Fat Women and Feminism (1974)

Title (as given to the record by the creator)Fat Women and Feminism
Date(s) of creation: 
October-November, 1974
Creator / author / publisher:  
Karen Jones, Connecticut NOW Newsletter
Connecticut, US
Physical description:
2-page PDF of an old web page
Reference #:
[ PDF ]


Connecticut NOW Newsletter, October-November 1974

[ID: Hand-drawn heading: “FAT Women and Feminism” and a small line drawing of a fat woman’s head/face in side view.]

The situation: a consciousness-raising group. Topic under discussion: their bodies, and their feelings about them. A common thread runs through all the women’s comments – each one thinks she is too fat. The session ends in a self-deprecating sort of debate between two members, each describing herself as “huge,” over which needs to lose the most weight. Both weigh less than 100 pounds. Two other members of the group remain silent during this exchange, wondering what their “sisters” must think of them: these two women are fat.

Being fat and female in our society means that your chances of being accepted into a college or university are less than those of a fat man and only half a slim woman’s chances, given equal qualifications; most job opportunities, including traditionally women’s careers – teaching, secretarial, clerical, nursing – are not available to you because of arbitrary weight restrictions; if you can get insurance coverage at all, you will probably find yourself listed under Medical Disability, regardless of the state of your health, and have to pay exorbitant premiums; you may not even be able to find clothing in your size, and if you do it will be overpriced, of poor quality, and possibly dowdy, too; birth control may be impossible to obtain, and if you become pregnant you may not be able to get prenatal care; should you be raped, no policeman will take your attempt to report it seriously.

These are all feminist issues. Fat women are victimized by society’s valuation of women in sexist terms: since according to the predominant aesthetic a fat woman is supposed to not be attractive to men, she is not considered a “real” woman. Far from recognizing the basis of fat women’s oppression as sexist, however, and speaking to the issues involved – issues of importance to all feminists – the Women’s Movement has unconsciously reinforced and perpetuated society’s stereotypes against us. Fat feminists are in a sense stepsisters in our own movement by its adoption of the ultra-slim body style approved by Madison Ave. and with it the dieting-as-a-way-of-life style necessary for most women to maintain this unrealistic ideal. For women, and this includes a sizable number, not able or willing to starve and otherwise torture their bodies into the desired configuration, this amounts to a betrayal of some basic feminist principles.

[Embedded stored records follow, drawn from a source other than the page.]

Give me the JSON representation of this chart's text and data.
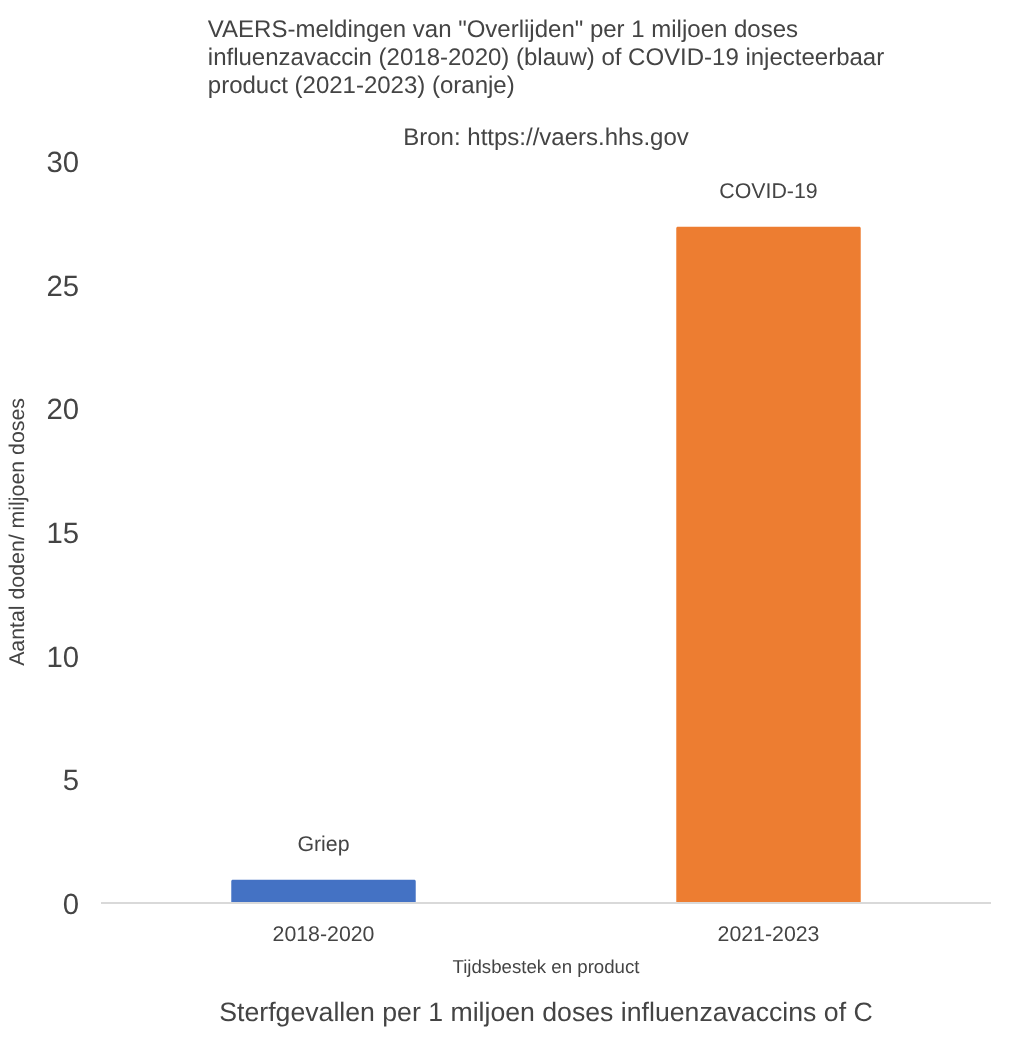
{
  "chart_data": {
    "type": "bar",
    "title": "VAERS-meldingen van \"Overlijden\" per 1 miljoen doses influenzavaccin (2018-2020) (blauw) of COVID-19 injecteerbaar product (2021-2023) (oranje)",
    "subtitle": "Bron: https://vaers.hhs.gov",
    "xlabel": "Tijdsbestek en product",
    "ylabel": "Aantal doden/ miljoen doses",
    "annotations": [
      "Sterfgevallen per 1 miljoen doses influenzavaccins of C"
    ],
    "categories": [
      "2018-2020",
      "2021-2023"
    ],
    "values": [
      0.9,
      27.3
    ],
    "colors": [
      "#4472c4",
      "#ed7d31"
    ],
    "value_labels": [
      "Griep",
      "COVID-19"
    ],
    "ylim": [
      0,
      30
    ],
    "yticks": [
      0,
      5,
      10,
      15,
      20,
      25,
      30
    ],
    "grid": false
  }
}
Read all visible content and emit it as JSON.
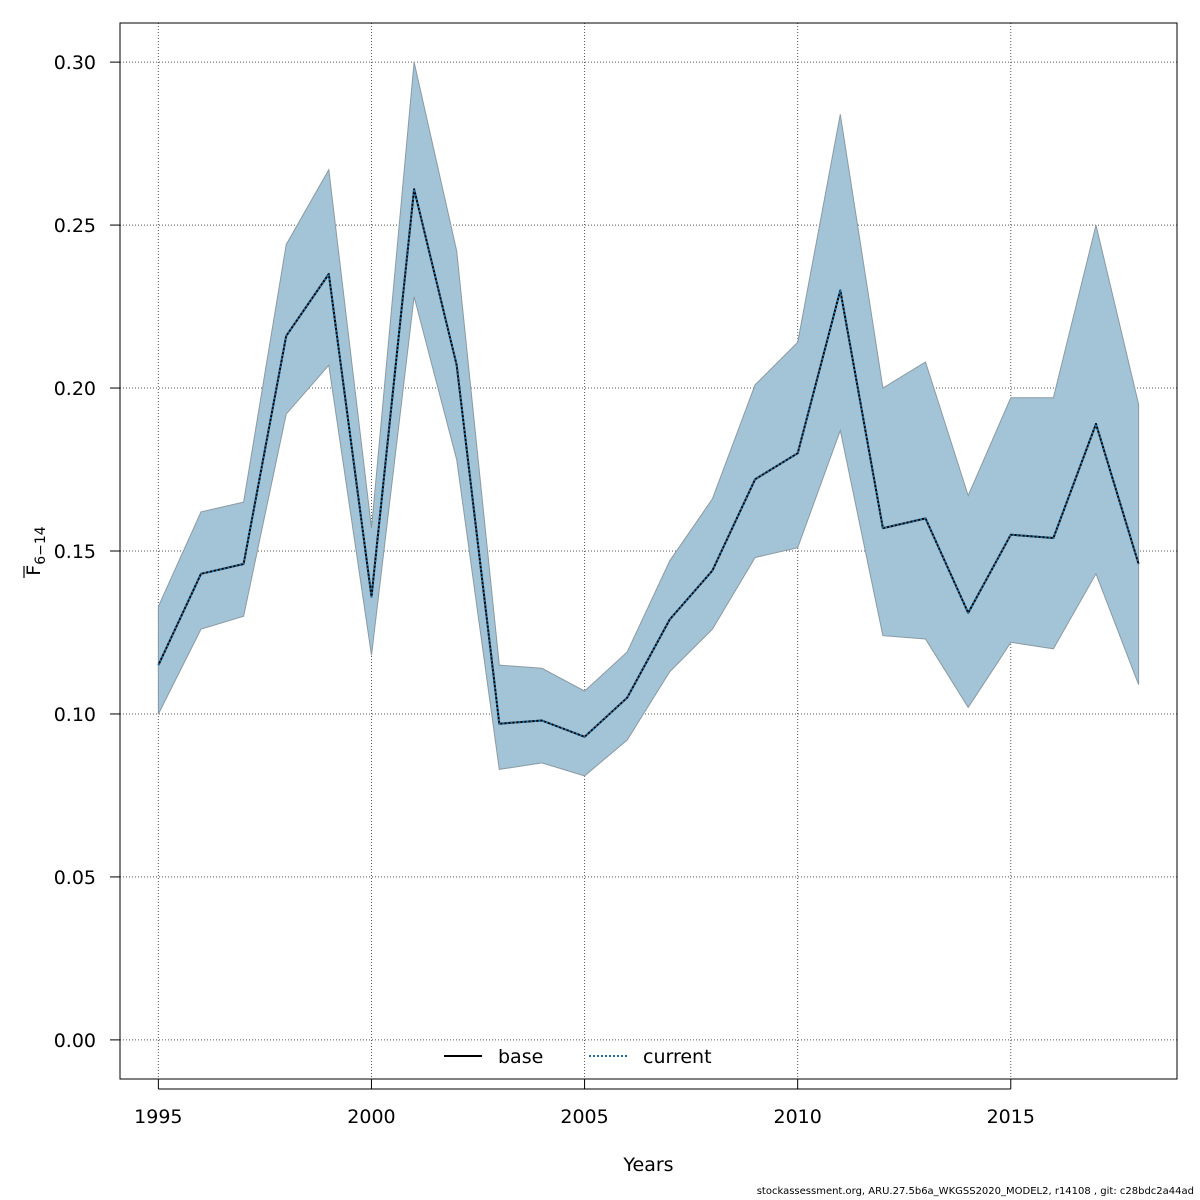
{
  "chart_data": {
    "type": "line",
    "xlabel": "Years",
    "ylabel": {
      "main": "F",
      "sub": "6−14"
    },
    "xlim": [
      1994.1,
      2018.9
    ],
    "ylim": [
      -0.012,
      0.312
    ],
    "x_ticks": [
      1995,
      2000,
      2005,
      2010,
      2015
    ],
    "y_ticks": [
      "0.00",
      "0.05",
      "0.10",
      "0.15",
      "0.20",
      "0.25",
      "0.30"
    ],
    "grid": true,
    "legend_position": "bottom-center",
    "years": [
      1995,
      1996,
      1997,
      1998,
      1999,
      2000,
      2001,
      2002,
      2003,
      2004,
      2005,
      2006,
      2007,
      2008,
      2009,
      2010,
      2011,
      2012,
      2013,
      2014,
      2015,
      2016,
      2017,
      2018
    ],
    "band": {
      "color": "#a3c4d6",
      "upper": [
        0.133,
        0.162,
        0.165,
        0.244,
        0.267,
        0.157,
        0.3,
        0.242,
        0.115,
        0.114,
        0.107,
        0.119,
        0.147,
        0.166,
        0.201,
        0.214,
        0.284,
        0.2,
        0.208,
        0.167,
        0.197,
        0.197,
        0.25,
        0.195
      ],
      "lower": [
        0.1,
        0.126,
        0.13,
        0.192,
        0.207,
        0.118,
        0.228,
        0.178,
        0.083,
        0.085,
        0.081,
        0.092,
        0.113,
        0.126,
        0.148,
        0.151,
        0.187,
        0.124,
        0.123,
        0.102,
        0.122,
        0.12,
        0.143,
        0.109
      ]
    },
    "series": [
      {
        "name": "base",
        "style": "solid",
        "color": "#000000",
        "values": [
          0.115,
          0.143,
          0.146,
          0.216,
          0.235,
          0.136,
          0.261,
          0.207,
          0.097,
          0.098,
          0.093,
          0.105,
          0.129,
          0.144,
          0.172,
          0.18,
          0.23,
          0.157,
          0.16,
          0.131,
          0.155,
          0.154,
          0.189,
          0.146
        ]
      },
      {
        "name": "current",
        "style": "dotted",
        "color": "#1f6fa3",
        "values": [
          0.115,
          0.143,
          0.146,
          0.216,
          0.235,
          0.136,
          0.261,
          0.207,
          0.097,
          0.098,
          0.093,
          0.105,
          0.129,
          0.144,
          0.172,
          0.18,
          0.23,
          0.157,
          0.16,
          0.131,
          0.155,
          0.154,
          0.189,
          0.146
        ]
      }
    ]
  },
  "footer": "stockassessment.org, ARU.27.5b6a_WKGSS2020_MODEL2, r14108 , git: c28bdc2a44ad"
}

The ambivalence with which most feminists approach the subject of weight is, in fact, an indicator of its importance as a feminist issue. Women’s bodies contain more fat biologically than do men’s, and proportionately more women than men are termed “overweight”; women are also twice as likely as men to become fat, due to metabolic and other changes during pregnancy. Despite this, a double standard still prevails by which a certain amount of paunch is socially acceptable on a man but even smaller-than-average women feel they must lose weight. In view of this, it is self-contradictory for the Movement to not support women’s right to be fat without being pressured or harassed into the self-destructive “reducing” schemes which take thousands of women’s lives every year. Fear of fat, programmed into all women from childhood by our anti-fat, anti-woman culture, is used to manipulate us and separate us from each other. It is time for feminists to recognize this manipulation as sexist and, to begin to examine their own attitudes toward fat, both in relation to themselves and to their sisters who are fat.

It is time for fat women to come together with the Movement to voice our concerns, and to make the Movement recognize fat as a legitimate women’s issue and support our struggle for an end to weightism. We must expose the dangerous reducing fallacy (less than 2% of dieters lose weight permanently) that makes us see our weight as a personal failure rather than a political issue and allow our bodies to be abused for the profits of the powerful diet and reducing industry. We must debunk the myth that one is fat by choice or gluttony (most fat people are normal eaters) to create a positive image for ourselves based on an acceptance of the fact that it is as natural for some women (and men) to be fat as it is for others to be thin.

Stripped of the benefits of male chivalry, the condition of fat women reflects the true position of women in our society. We must not be silent any longer; for as long as fat women are oppressed, no woman can be liberated!